A falta de transparência não se refere apenas às estatísticas. O orçamento também é uma dúvida
que permanece sem respostas. Em março deste ano, o Governo Federal
disponibilizou R$1,2 bilhões para a intervenção. Numa manobra que o
Observatório chamou de “obscura e irresponsável”, levando em conta a
arbitrariedade com que foi feita e a grave crise fiscal e os cortes em
programas sociais.
“Há uma caixa preta sobre o financiamento. Eles
dizem que todo esse dinheiro vai ser usado de acordo com o Plano
Orçamentário, mas eles não divulgam esse Plano”, afirma Pablo.

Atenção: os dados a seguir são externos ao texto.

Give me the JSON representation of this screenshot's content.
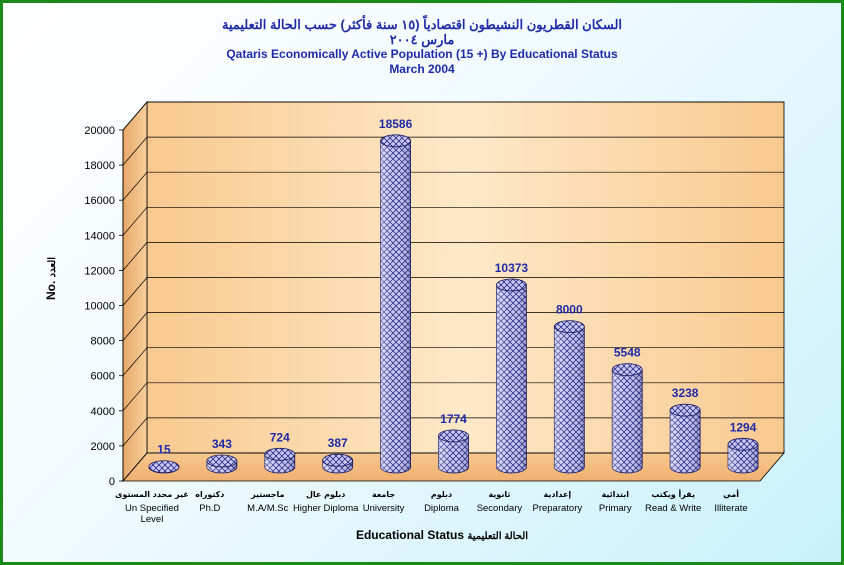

Até o final de julho, segundo o Observatório, apenas
R$103 mil, dessa verba, haviam sido pagos. Além disso, o que mais
preocupa os especialistas entrevistados pelo Observatório, é que não há
nenhum detalhamento de como esses recursos serão gastos. “Observamos que
processos de compras de fuzis, munições, fardas e veículos - o velho e
ineficiente modo de investir em segurança pública - estão sendo
iniciados, muitos sem licitação”, afirma o documento.
Falta de transparência
O Observatório usou de muitos meios alternativos para
compilar todos os dados, isso porque falta transparência na divulgação
dos números oficiais do governo. “Uma política de segurança pública deve
ser pública em todos os seus aspectos, inclusive em informação”, afirma
Pablo Nunes.
“O Gabinete nega informações e não retorna solicitações. É o
oposto do que deveria ser uma política pública. Um regime democrático
pressupõe controle da sociedade civil”.
Ainda segundo o documento divulgado, apesar dos pedidos, o
Gabinete não deu respostas sobre as mais de 600 mortes decorrentes de
ação policial ocorridas desde fevereiro.